Resulta que ayer mismo vi El juramento, también dirigida por Sean Penn.
Me llevé una grata sorpresa, que sobriedad en la dirección y sobre todo que buenas maneras las de Penn.
Sin embargo, Into the wild, es un batiburrillo de ideas, un conjunto de buenas (y ambiciosas) intenciones que no cuajan en ninguna de sus dimensiones.
Penn nos deja su gran manuscrito de la vida. Esta búsqueda de la verdad y de tantas cosas que a mi se me antoja bastante panfletario y político. Y como no podía ser de otra manera, pues todos conocemos el compromiso del director con las causas más desfavorecidas. Y lo aplaudo. Lo que ocurre es que para ello se sirve de la odisea de este hombre quimérico (fabuloso, eso sí, Emile Hirsch) que, sin desmerecer para nada su historia, a mi me pareció una excusa para dar rienda suelta a las ansias de Penn.
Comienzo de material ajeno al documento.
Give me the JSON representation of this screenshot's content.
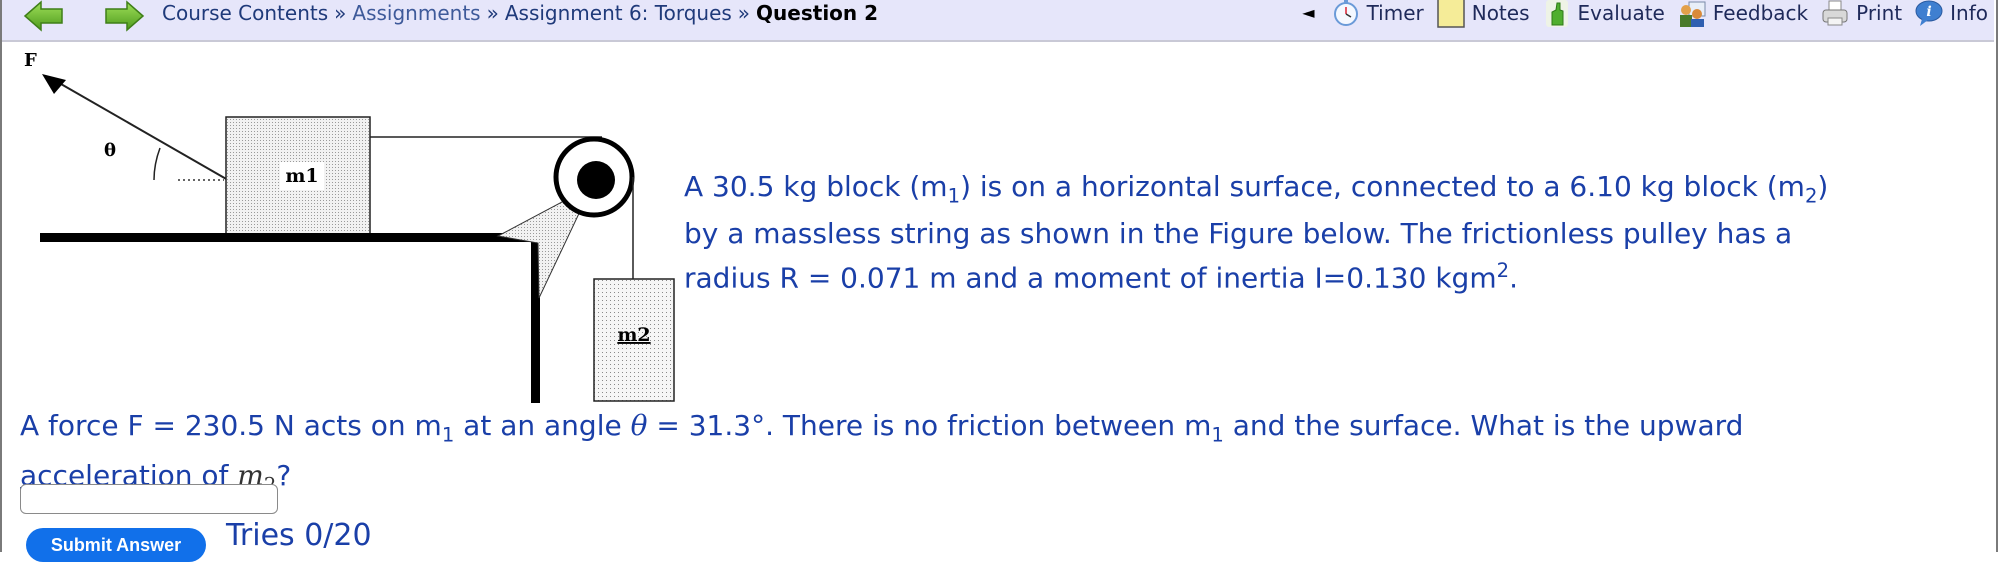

Ansias de convertirse en un director como europeo o como asiático, alejado del patrón hollywoodense que seguramente le espera (está llamado a ser un nuevo tótem de la dirección americana) y así nos planta escenas más propias de un arte y ensayo, o, incluso peor, de un videoclip de última moda. Después, y para compensar tanta imagen trascendente, nos cuela tipos de telefilm cutre haciéndolos pasar por personajes cruciales en el devenir del protagonista. Así, aparece Vince Vaugh haciendo el ridículo más espantoso en tres o cuatro escenas, un ancianísimo Hal Holbrook destinado irremediablemente al homenaje del gremio por su escena final en la camioneta y una Catherine Keener insustancial por lo vacío de su personaje. De la hermana voz en off ni hablo porque me dieron ganas de callarla en varias ocasiones.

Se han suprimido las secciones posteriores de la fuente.